I took a sip of my beer and said nothing.

"Actually," he said. "It's kind of similar to this other dream I have about boys who date my daughters."

I was terrified, but I didn't stay away from his daughter. Incidentally, she doesn't speak to him any more.
posted by 256 at 8:37 PM on December 2, 2010 [23 favorites]


N'thing Jubey's point that this will make your daughter less safe because she'll keep you in the dark far more often, and to a greater extent. But if you insist, maybe something like this wouldn't singe the bridge as much:

"You have my number. If there is any trouble, call me and I'll take care of it for you. No questions asked.
If there is any trouble and you don't call me, then you've doubled your trouble 'cos I won't take well to that, and I'll take care of it like any other trouble; swiftly and permanently."

If someone dropped something like that .45 line on me, I would know right away they were full of it (believing that "nobody will ever miss you"?! Like boys don't have their own parents?).

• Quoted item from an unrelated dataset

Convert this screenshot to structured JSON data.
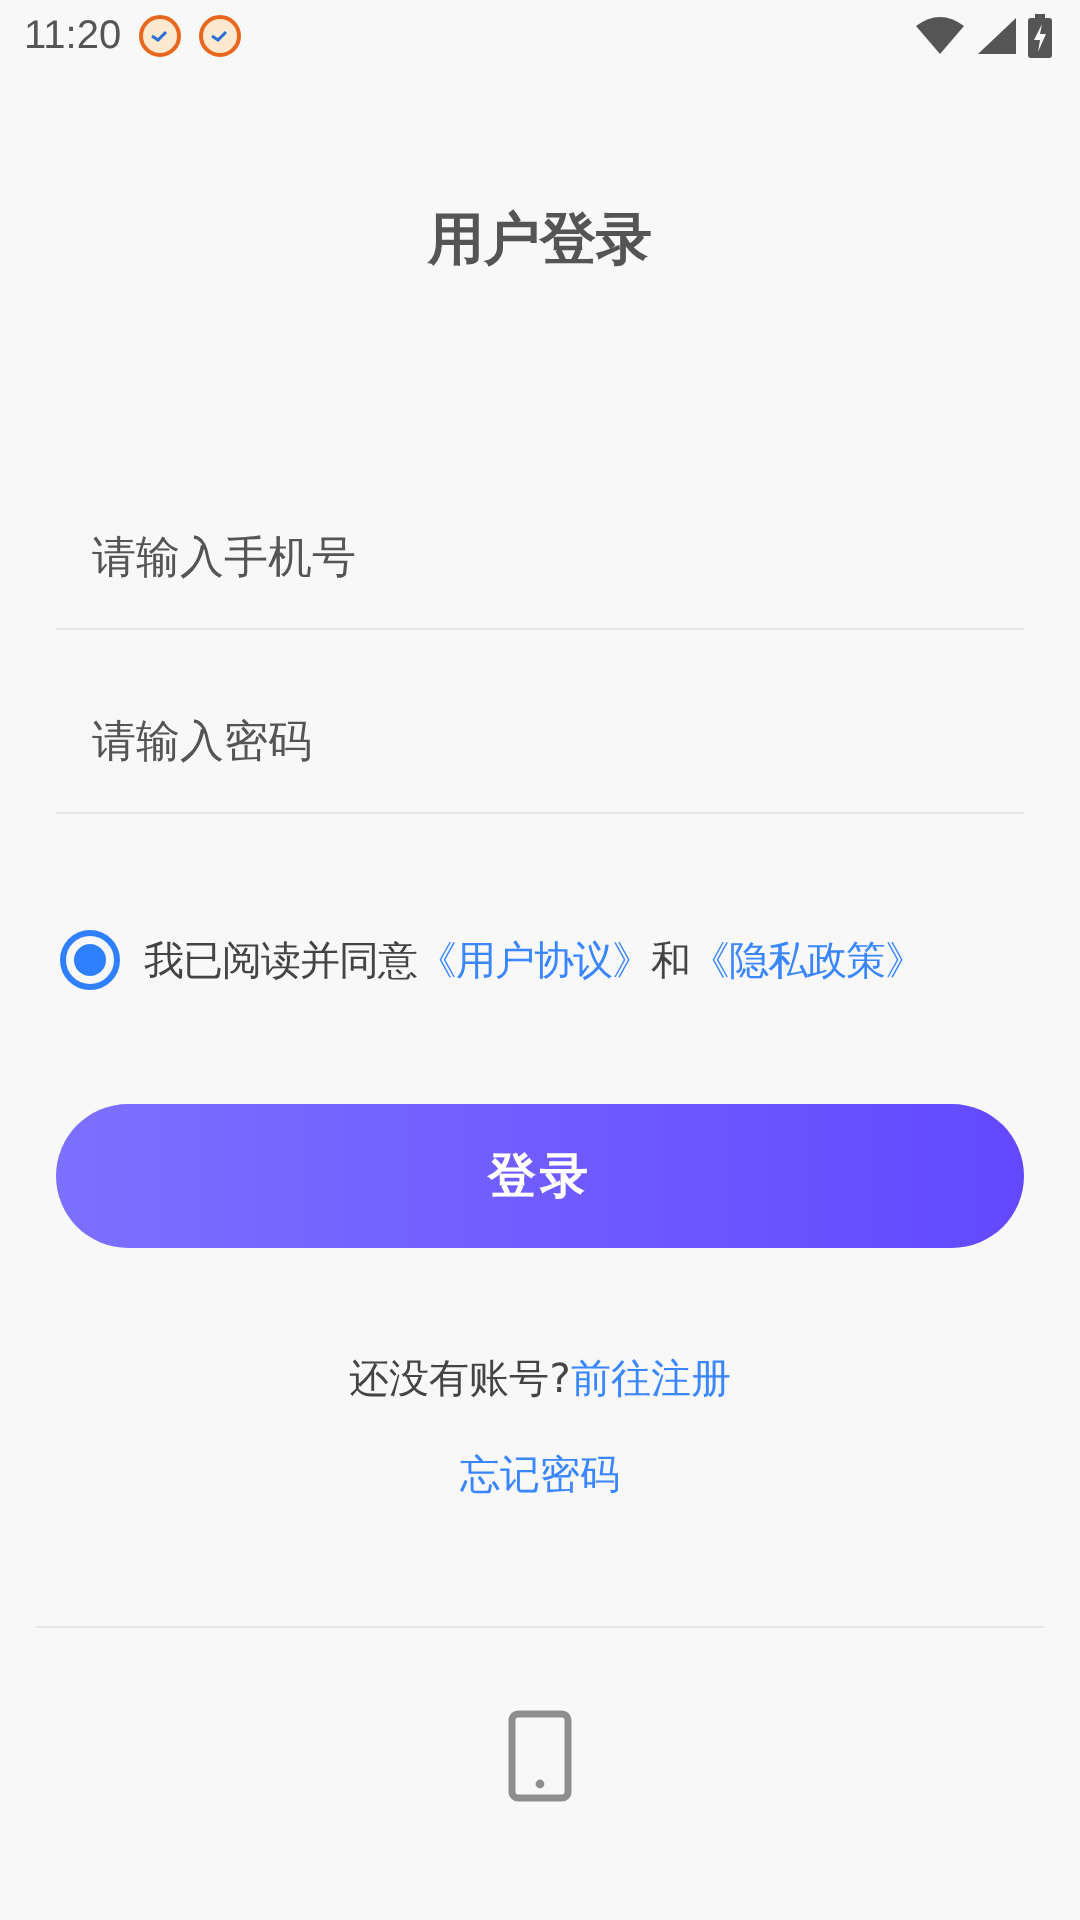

Effectively admitting to someone that you're bluffing is the opposite of being threatening or crazy. It's more likely to be interpreted as a sign of weakness or powerlessness. Keep it legit.
posted by -harlequin- at 8:41 PM on December 2, 2010 [2 favorites]


authority is not based on power (fear or raw strength), but rather on integrity.

Bwaahaahaahaaaa. *wipes tear* No, really, that was beautiful.

"I will be watching you and if I find that you are trying to corrupt my first born child, I will bring you down, baby. I will bring you down to Chinatown." --Jack Byrnes, Meet the Fockers.
posted by obiwanwasabi at 8:49 PM on December 2, 2010 [1 favorite]


Dammit - the Parents, not the sequel.
posted by obiwanwasabi at 8:50 PM on December 2, 2010


This is a terrible idea in general, but doing it with movie quotes adds a whole extra level of terrible. Someday your daughter or her boyfriend is going to realize that you are trying to intimidate them with, say, a quote from a Jane Austen adaptation done as an 80s high school romantic comedy and it will probably end up having the opposite of the intended effect. At least don't come off as somebody who is so inherently non-intimidating that he had to learn a routine from a movie.

PS Aiming a laser sight on your gun at someone as suggested above (not sure if the suggestion is serious) could constitute assault with a deadly weapon. I would recommend you avoid intimidation techniques that might end up with you convicted of any felonies.
posted by phoenixy at 9:03 PM on December 2, 2010 [5 favorites]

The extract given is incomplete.